Friday, February 10, 2012

Giovanni's Room

I decided to revisit Giovanni's Room after reading the essay in 50 Gay and Lesbian Books […etc] and it's excerpts like this one that remind me why I like Baldwin so much:

Behind the counter sat one of those absolutely inimitable and indomitable ladies, produced only in the city of Paris, but produced there in great numbers, who would be as outrageous and unsettling in any other city as a mermaid on a mountaintop. All over Paris they sit behind their counters like a mother bird in a nest and brood over the cash register as though it were an egg.
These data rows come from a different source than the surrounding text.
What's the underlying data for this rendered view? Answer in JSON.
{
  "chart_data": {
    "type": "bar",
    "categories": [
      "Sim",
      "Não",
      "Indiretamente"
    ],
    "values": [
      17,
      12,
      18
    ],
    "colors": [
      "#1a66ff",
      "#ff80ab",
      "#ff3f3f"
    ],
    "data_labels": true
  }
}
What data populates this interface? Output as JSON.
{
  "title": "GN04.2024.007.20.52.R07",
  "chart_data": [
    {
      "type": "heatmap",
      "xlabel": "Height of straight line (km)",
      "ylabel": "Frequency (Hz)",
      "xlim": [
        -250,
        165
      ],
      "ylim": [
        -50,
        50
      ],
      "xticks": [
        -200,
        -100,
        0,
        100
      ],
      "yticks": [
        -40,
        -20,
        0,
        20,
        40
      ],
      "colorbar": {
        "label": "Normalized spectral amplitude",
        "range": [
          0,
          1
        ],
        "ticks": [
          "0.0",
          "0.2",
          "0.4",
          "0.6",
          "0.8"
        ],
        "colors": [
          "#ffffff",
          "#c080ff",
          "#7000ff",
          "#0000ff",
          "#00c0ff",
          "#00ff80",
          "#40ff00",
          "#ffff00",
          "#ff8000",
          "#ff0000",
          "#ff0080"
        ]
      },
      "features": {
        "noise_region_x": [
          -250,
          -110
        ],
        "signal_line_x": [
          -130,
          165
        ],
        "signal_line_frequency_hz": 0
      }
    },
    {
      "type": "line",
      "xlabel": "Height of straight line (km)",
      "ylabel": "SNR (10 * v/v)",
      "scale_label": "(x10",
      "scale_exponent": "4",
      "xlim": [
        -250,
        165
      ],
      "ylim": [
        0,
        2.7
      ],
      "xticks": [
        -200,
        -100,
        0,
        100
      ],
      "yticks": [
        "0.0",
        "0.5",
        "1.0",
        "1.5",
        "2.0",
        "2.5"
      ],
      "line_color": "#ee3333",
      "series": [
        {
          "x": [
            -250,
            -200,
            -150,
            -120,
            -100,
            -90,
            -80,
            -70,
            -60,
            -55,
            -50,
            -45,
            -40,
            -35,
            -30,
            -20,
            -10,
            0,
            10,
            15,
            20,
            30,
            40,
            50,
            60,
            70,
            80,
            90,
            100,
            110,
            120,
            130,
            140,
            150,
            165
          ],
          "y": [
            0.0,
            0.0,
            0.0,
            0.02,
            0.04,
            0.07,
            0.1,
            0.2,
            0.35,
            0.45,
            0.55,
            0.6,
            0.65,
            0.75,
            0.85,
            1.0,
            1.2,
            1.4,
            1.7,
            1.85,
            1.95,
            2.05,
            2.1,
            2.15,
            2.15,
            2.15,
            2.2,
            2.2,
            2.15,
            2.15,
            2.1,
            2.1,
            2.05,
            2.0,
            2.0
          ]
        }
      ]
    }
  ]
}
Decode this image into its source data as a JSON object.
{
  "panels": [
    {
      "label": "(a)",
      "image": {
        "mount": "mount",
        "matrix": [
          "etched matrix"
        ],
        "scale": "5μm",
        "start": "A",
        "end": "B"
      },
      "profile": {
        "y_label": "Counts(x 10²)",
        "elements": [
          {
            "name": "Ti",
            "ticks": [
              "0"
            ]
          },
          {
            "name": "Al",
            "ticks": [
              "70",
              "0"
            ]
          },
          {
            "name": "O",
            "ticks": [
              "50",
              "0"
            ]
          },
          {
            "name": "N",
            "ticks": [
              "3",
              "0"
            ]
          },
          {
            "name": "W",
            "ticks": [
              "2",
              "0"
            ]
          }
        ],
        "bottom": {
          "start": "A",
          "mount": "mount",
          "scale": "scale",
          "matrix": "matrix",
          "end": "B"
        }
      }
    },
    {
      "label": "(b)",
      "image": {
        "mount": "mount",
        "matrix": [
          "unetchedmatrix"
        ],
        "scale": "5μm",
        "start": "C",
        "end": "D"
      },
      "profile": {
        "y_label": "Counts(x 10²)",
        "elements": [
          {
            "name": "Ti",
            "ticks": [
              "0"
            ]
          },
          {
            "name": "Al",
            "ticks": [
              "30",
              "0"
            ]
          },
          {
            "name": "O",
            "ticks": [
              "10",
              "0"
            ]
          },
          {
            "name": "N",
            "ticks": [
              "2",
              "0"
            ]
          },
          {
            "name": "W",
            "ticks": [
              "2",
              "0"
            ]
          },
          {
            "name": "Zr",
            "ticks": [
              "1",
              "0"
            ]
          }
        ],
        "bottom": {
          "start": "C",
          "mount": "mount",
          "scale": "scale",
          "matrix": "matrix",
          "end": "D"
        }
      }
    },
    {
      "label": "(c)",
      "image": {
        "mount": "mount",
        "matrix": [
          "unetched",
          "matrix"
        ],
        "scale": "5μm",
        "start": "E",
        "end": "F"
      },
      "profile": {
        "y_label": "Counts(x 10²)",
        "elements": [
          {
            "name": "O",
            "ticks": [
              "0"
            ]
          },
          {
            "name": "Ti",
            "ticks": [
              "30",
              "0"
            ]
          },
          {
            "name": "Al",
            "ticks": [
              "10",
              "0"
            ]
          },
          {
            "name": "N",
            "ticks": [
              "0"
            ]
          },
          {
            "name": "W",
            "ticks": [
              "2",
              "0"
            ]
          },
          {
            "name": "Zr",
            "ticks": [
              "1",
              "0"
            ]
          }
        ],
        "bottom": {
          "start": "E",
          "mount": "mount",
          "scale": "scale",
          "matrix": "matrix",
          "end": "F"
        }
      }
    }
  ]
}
Nothing occurring under the circle of heaven where they sit escapes their eye, if they have ever been surprised by anything, it was only in a dream—a dream they long ago ceased having. They are neither ill- nor good-natured, though they have their days and styles, and they know, in the way, apparently, that other people know when they have to go to the bathroom, everything about everyone who enters their domain. Though some are white-haired and some not, some fat, some thin, some grandmothers and some but lately virgins, they all have exactly the same, shrewd, vacant, all-registering eye; it is difficult to believe that they ever cried for milk or looked at the sun; it seems they must have come into the world hungry for banknotes, and squinting helplessly, unable to focus their eyes until they came to rest on a cash register.

2 comments:

Tim said...

das Ewig-Weibliche Mme Defarge

Robert Muir said...

The woman described by James Baldwin reminds me of the woman who used to rule over Au Lapin Agile. It's a cabaret on the back side of the hill in Montmartre that now you enter w/ a cover charge and drink minimum. But, back in the day, you used to go in and just pick up a brandy from a guy w/ a tray and when you left you told Madame how many drinks you had and paid accordingly. No one, I'm sure, ever lied about how many drinks they had.